We’re currently tuning a LPDF where calculating the (manually coded) derivatives is quite computationally expensive (i.e doing numerical integration). Until now, I haven’t noticed a real difference in the results (but in the computation time) of setting the precision to 1e-2 compared to 1e-5. Especially the acceptance rate and convergence looks fine.
Are there any non-obvious tradeoffs of using less precise derivatives? My broad understanding of HMC is that they are merely used to guide the sampler, is this correct? Is it then correct to assume that by calculating them not that precisely only this guiding mechanism might suffer (maybe resulting in lower acceptance rate) or will this also affect the validity of the results (for example because it affects the ergodicity)?
AFAIK, as long as Stan/HMC/NUTS samples efficiently you should not have to be worried more than usually.

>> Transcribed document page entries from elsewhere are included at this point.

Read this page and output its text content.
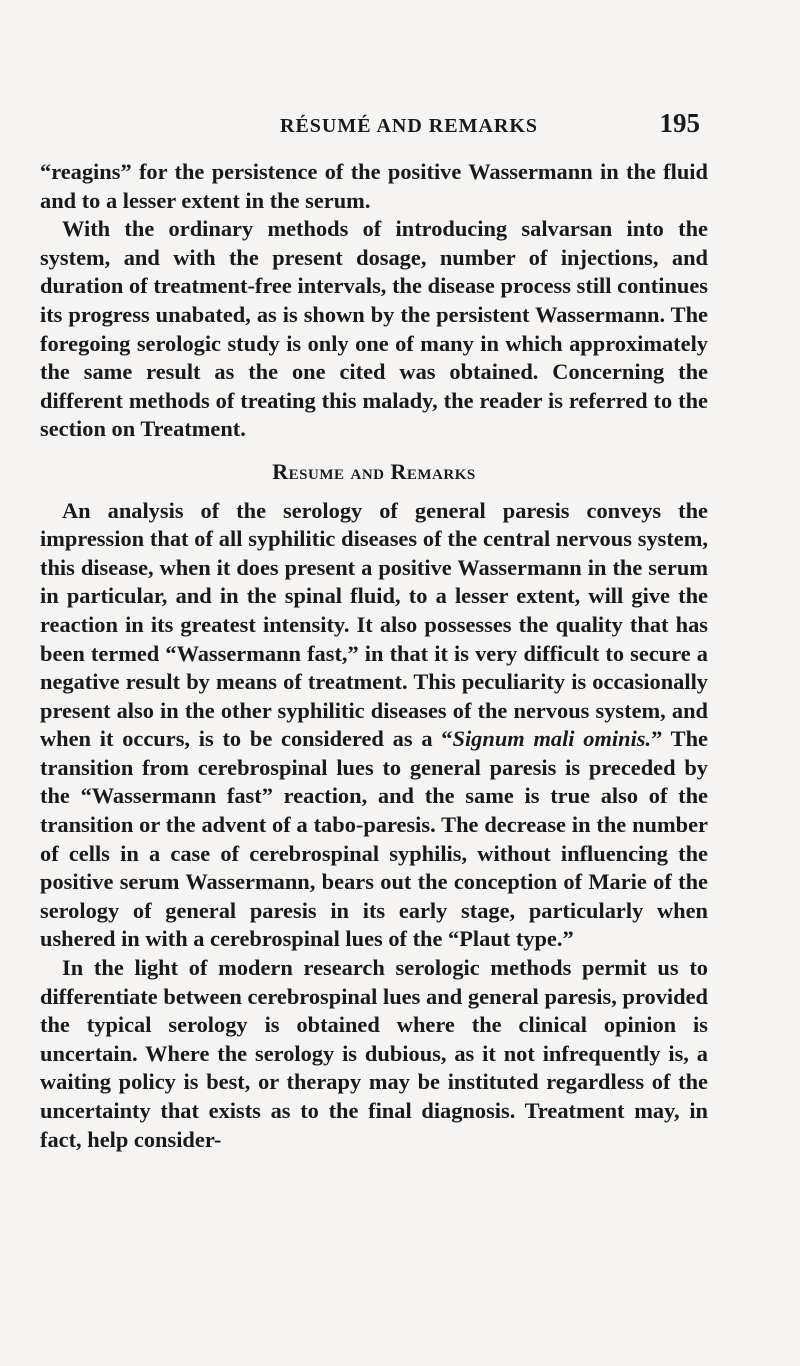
RÉSUMÉ AND REMARKS	195

“reagins” for the persistence of the positive Wassermann in the fluid and to a lesser extent in the serum.

With the ordinary methods of introducing salvarsan into the system, and with the present dosage, number of injections, and duration of treatment-free intervals, the disease process still continues its progress unabated, as is shown by the persistent Wassermann. The foregoing serologic study is only one of many in which approximately the same result as the one cited was obtained. Concerning the different methods of treating this malady, the reader is referred to the section on Treatment.

Resume and Remarks

An analysis of the serology of general paresis conveys the impression that of all syphilitic diseases of the central nervous system, this disease, when it does present a positive Wassermann in the serum in particular, and in the spinal fluid, to a lesser extent, will give the reaction in its greatest intensity. It also possesses the quality that has been termed “Wassermann fast,” in that it is very difficult to secure a negative result by means of treatment. This peculiarity is occasionally present also in the other syphilitic diseases of the nervous system, and when it occurs, is to be considered as a “Signum mali ominis.” The transition from cerebrospinal lues to general paresis is preceded by the “Wassermann fast” reaction, and the same is true also of the transition or the advent of a tabo-paresis. The decrease in the number of cells in a case of cerebrospinal syphilis, without influencing the positive serum Wassermann, bears out the conception of Marie of the serology of general paresis in its early stage, particularly when ushered in with a cerebrospinal lues of the “Plaut type.”

In the light of modern research serologic methods permit us to differentiate between cerebrospinal lues and general paresis, provided the typical serology is obtained where the clinical opinion is uncertain. Where the serology is dubious, as it not infrequently is, a waiting policy is best, or therapy may be instituted regardless of the uncertainty that exists as to the final diagnosis. Treatment may, in fact, help consider-
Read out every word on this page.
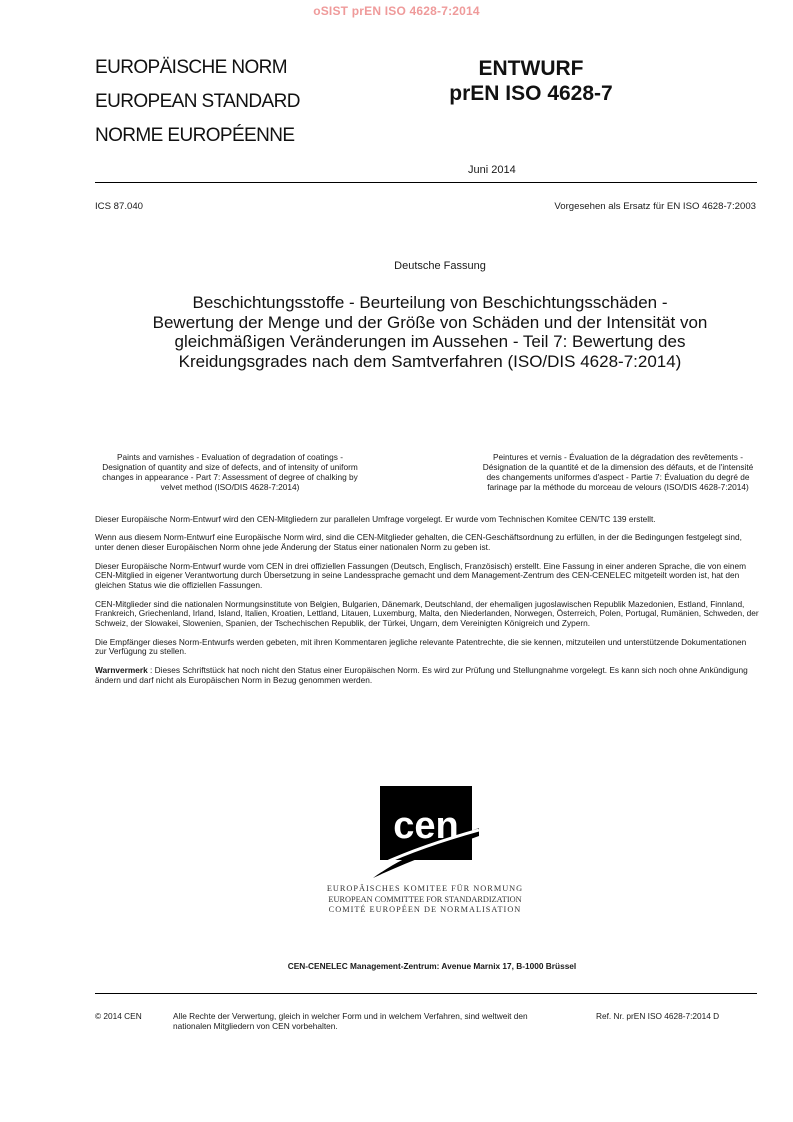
oSIST prEN ISO 4628-7:2014
EUROPÄISCHE NORM
EUROPEAN STANDARD
NORME EUROPÉENNE
ENTWURF
prEN ISO 4628-7
Juni 2014
ICS 87.040	Vorgesehen als Ersatz für EN ISO 4628-7:2003
Deutsche Fassung
Beschichtungsstoffe - Beurteilung von Beschichtungsschäden - Bewertung der Menge und der Größe von Schäden und der Intensität von gleichmäßigen Veränderungen im Aussehen - Teil 7: Bewertung des Kreidungsgrades nach dem Samtverfahren (ISO/DIS 4628-7:2014)
Paints and varnishes - Evaluation of degradation of coatings - Designation of quantity and size of defects, and of intensity of uniform changes in appearance - Part 7: Assessment of degree of chalking by velvet method (ISO/DIS 4628-7:2014)
Peintures et vernis - Évaluation de la dégradation des revêtements - Désignation de la quantité et de la dimension des défauts, et de l'intensité des changements uniformes d'aspect - Partie 7: Évaluation du degré de farinage par la méthode du morceau de velours (ISO/DIS 4628-7:2014)

Dieser Europäische Norm-Entwurf wird den CEN-Mitgliedern zur parallelen Umfrage vorgelegt. Er wurde vom Technischen Komitee CEN/TC 139 erstellt.

Wenn aus diesem Norm-Entwurf eine Europäische Norm wird, sind die CEN-Mitglieder gehalten, die CEN-Geschäftsordnung zu erfüllen, in der die Bedingungen festgelegt sind, unter denen dieser Europäischen Norm ohne jede Änderung der Status einer nationalen Norm zu geben ist.

Dieser Europäische Norm-Entwurf wurde vom CEN in drei offiziellen Fassungen (Deutsch, Englisch, Französisch) erstellt. Eine Fassung in einer anderen Sprache, die von einem CEN-Mitglied in eigener Verantwortung durch Übersetzung in seine Landessprache gemacht und dem Management-Zentrum des CEN-CENELEC mitgeteilt worden ist, hat den gleichen Status wie die offiziellen Fassungen.

CEN-Mitglieder sind die nationalen Normungsinstitute von Belgien, Bulgarien, Dänemark, Deutschland, der ehemaligen jugoslawischen Republik Mazedonien, Estland, Finnland, Frankreich, Griechenland, Irland, Island, Italien, Kroatien, Lettland, Litauen, Luxemburg, Malta, den Niederlanden, Norwegen, Österreich, Polen, Portugal, Rumänien, Schweden, der Schweiz, der Slowakei, Slowenien, Spanien, der Tschechischen Republik, der Türkei, Ungarn, dem Vereinigten Königreich und Zypern.

Die Empfänger dieses Norm-Entwurfs werden gebeten, mit ihren Kommentaren jegliche relevante Patentrechte, die sie kennen, mitzuteilen und unterstützende Dokumentationen zur Verfügung zu stellen.

Warnvermerk : Dieses Schriftstück hat noch nicht den Status einer Europäischen Norm. Es wird zur Prüfung und Stellungnahme vorgelegt. Es kann sich noch ohne Ankündigung ändern und darf nicht als Europäischen Norm in Bezug genommen werden.

cen
EUROPÄISCHES KOMITEE FÜR NORMUNG
EUROPEAN COMMITTEE FOR STANDARDIZATION
COMITÉ EUROPÉEN DE NORMALISATION
CEN-CENELEC Management-Zentrum: Avenue Marnix 17, B-1000 Brüssel
© 2014 CEN	Alle Rechte der Verwertung, gleich in welcher Form und in welchem Verfahren, sind weltweit den nationalen Mitgliedern von CEN vorbehalten.
Ref. Nr. prEN ISO 4628-7:2014 D
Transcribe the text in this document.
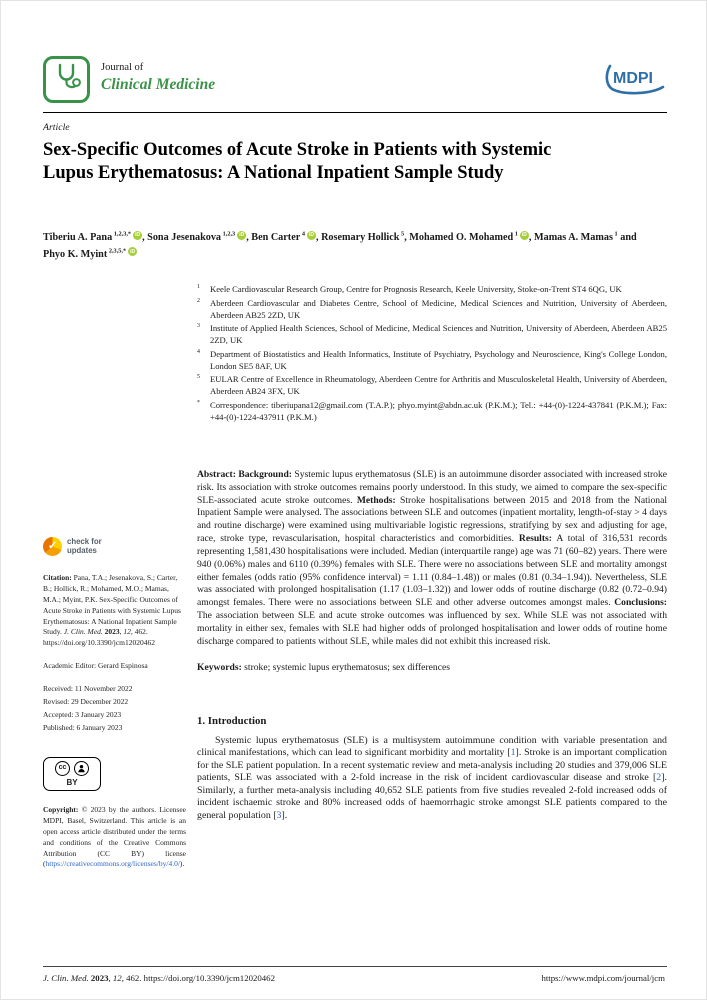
Journal of
Clinical Medicine	MDPI
Article
Sex-Specific Outcomes of Acute Stroke in Patients with Systemic Lupus Erythematosus: A National Inpatient Sample Study
Tiberiu A. Pana $^{1,2,3,*}$ iD , Sona Jesenakova $^{1,2,3}$ iD , Ben Carter $^4$ iD , Rosemary Hollick $^5$, Mohamed O. Mohamed $^1$ iD , Mamas A. Mamas $^1$ and Phyo K. Myint $^{2,3,5,*}$ iD
1	Keele Cardiovascular Research Group, Centre for Prognosis Research, Keele University, Stoke-on-Trent ST4 6QG, UK
2	Aberdeen Cardiovascular and Diabetes Centre, School of Medicine, Medical Sciences and Nutrition, University of Aberdeen, Aberdeen AB25 2ZD, UK
3	Institute of Applied Health Sciences, School of Medicine, Medical Sciences and Nutrition, University of Aberdeen, Aberdeen AB25 2ZD, UK
4	Department of Biostatistics and Health Informatics, Institute of Psychiatry, Psychology and Neuroscience, King's College London, London SE5 8AF, UK
5	EULAR Centre of Excellence in Rheumatology, Aberdeen Centre for Arthritis and Musculoskeletal Health, University of Aberdeen, Aberdeen AB24 3FX, UK
*	Correspondence: tiberiupana12@gmail.com (T.A.P.); phyo.myint@abdn.ac.uk (P.K.M.); Tel.: +44-(0)-1224-437841 (P.K.M.); Fax: +44-(0)-1224-437911 (P.K.M.)
Abstract: Background: Systemic lupus erythematosus (SLE) is an autoimmune disorder associated with increased stroke risk. Its association with stroke outcomes remains poorly understood. In this study, we aimed to compare the sex-specific SLE-associated acute stroke outcomes. Methods: Stroke hospitalisations between 2015 and 2018 from the National Inpatient Sample were analysed. The associations between SLE and outcomes (inpatient mortality, length-of-stay > 4 days and routine discharge) were examined using multivariable logistic regressions, stratifying by sex and adjusting for age, race, stroke type, revascularisation, hospital characteristics and comorbidities. Results: A total of 316,531 records representing 1,581,430 hospitalisations were included. Median (interquartile range) age was 71 (60–82) years. There were 940 (0.06%) males and 6110 (0.39%) females with SLE. There were no associations between SLE and mortality amongst either females (odds ratio (95% confidence interval) = 1.11 (0.84–1.48)) or males (0.81 (0.34–1.94)). Nevertheless, SLE was associated with prolonged hospitalisation (1.17 (1.03–1.32)) and lower odds of routine discharge (0.82 (0.72–0.94) amongst females. There were no associations between SLE and other adverse outcomes amongst males. Conclusions: The association between SLE and acute stroke outcomes was influenced by sex. While SLE was not associated with mortality in either sex, females with SLE had higher odds of prolonged hospitalisation and lower odds of routine home discharge compared to patients without SLE, while males did not exhibit this increased risk.
Keywords: stroke; systemic lupus erythematosus; sex differences
1. Introduction
Systemic lupus erythematosus (SLE) is a multisystem autoimmune condition with variable presentation and clinical manifestations, which can lead to significant morbidity and mortality [1]. Stroke is an important complication for the SLE patient population. In a recent systematic review and meta-analysis including 20 studies and 379,006 SLE patients, SLE was associated with a 2-fold increase in the risk of incident cardiovascular disease and stroke [2]. Similarly, a further meta-analysis including 40,652 SLE patients from five studies revealed 2-fold increased odds of incident ischaemic stroke and 80% increased odds of haemorrhagic stroke amongst SLE patients compared to the general population [3].
✓
check for
updates
Citation: Pana, T.A.; Jesenakova, S.; Carter, B.; Hollick, R.; Mohamed, M.O.; Mamas, M.A.; Myint, P.K. Sex-Specific Outcomes of Acute Stroke in Patients with Systemic Lupus Erythematosus: A National Inpatient Sample Study. J. Clin. Med. 2023, 12, 462. https://doi.org/10.3390/jcm12020462
Academic Editor: Gerard Espinosa
Received: 11 November 2022
Revised: 29 December 2022
Accepted: 3 January 2023
Published: 6 January 2023
cc
BY
Copyright: © 2023 by the authors. Licensee MDPI, Basel, Switzerland. This article is an open access article distributed under the terms and conditions of the Creative Commons Attribution (CC BY) license (https://creativecommons.org/licenses/by/4.0/).
J. Clin. Med. 2023, 12, 462. https://doi.org/10.3390/jcm12020462	https://www.mdpi.com/journal/jcm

However, I’m not 100% sure about that!
I’d also presume that one could come up with some example where Stan’s diagnostics do not complain (high average acceptance rate, no divergences, low rhat, high ESS etc), but your inference is “invalid” (e.g. biased) due in part to the inexact gradients.
Maybe this thread and the referenced linked therein can help you as well: What (exactly) happens for only piecewise continuous posterior densities, gradients or wrong gradients?
That’s right. The way to understand HMC is that it’s a Gibbs step updating momentum followed by a Metropolis step updating both position and momentum. That second Metropolis step makes a deterministic proposal uses the leapfrog algorithm to simulate the Hamiltonian dynamics for a fixed integration time. The leapfrog algorithm is really good at preserving the Hamiltonian over long trajectories, so it’s well suited for making proposals with high acceptance rates. Perhaps counterintuitively, it doesn’t provide great solutions of Hamilton’s ODE.
Given that it’s just Metropolis, you have a lot of latitude in formulating the proposal. Leapfrog assumes it’s going to be reversible so there’s no Hastings-style correction needed.
All of our gradients are imprecise to some extent because they’re being evaluated with floating point arithmetic. The question is really just how much imprecision you can get away with in the trajectory while still preserving the Hamiltonian approximately. If that gets too bad, the acceptance rate will be too low to be useful.
One has to be careful when discussing performance and validity. For most implementations of Hamiltonian Monte Carlo reasonable errors in the gradient evaluations will not affect the asymptotic performance of Markov chain Monte Carlo (what happens after an infinite number of iterations) but they can very strongly affect the preasymptotic performance (what happens after a finite number of iterations, which is to what we’re limited in practice).
The preasymptotic performance of Hamiltonian Monte Carlo relies on the consistency between the target density function and its gradient. This is what allows for long numerical Hamiltonian trajectories that rapidly explore the target distribution without straying away into unimportant neighborhoods. How consistent the target density function and its gradient need to be will depend on the specific details of any application.
Fortunately there is an empirical diagnostic, albeit a subtle one, that you can check to see if inaccurate gradient evaluations might be causing problems. Stan’s adaptation of the integrator step size assumes that the gradient and the target density are compatible. If everything is playing well together then decreasing the integrator step size should increase the average adaptation statistic (it’s not actually a Metropolis acceptance rate because Stan’s Hamiltonian Monte Carlo sampler is not based on the Metropolis method).
Erroneous gradient evaluation typically manifests in a situation where decreasing the integrator step size does not increase the average adaptation statistic. This often causes Stan’s adaptation to end up in a weird state where the step size is forced to a really small value because it keeps trying to go smaller and smaller thinking that eventually the adaptation statistic will start to increase again. These problems can be much harder to catch in other Hamiltonian Monte Carlo tools that don’t use this and of step size adaptation.
If you don’t see this kind of behavior then your approximate gradient may be sufficient for you problem. That said make sure to keep an eye out on all of the other sampler diagnostics.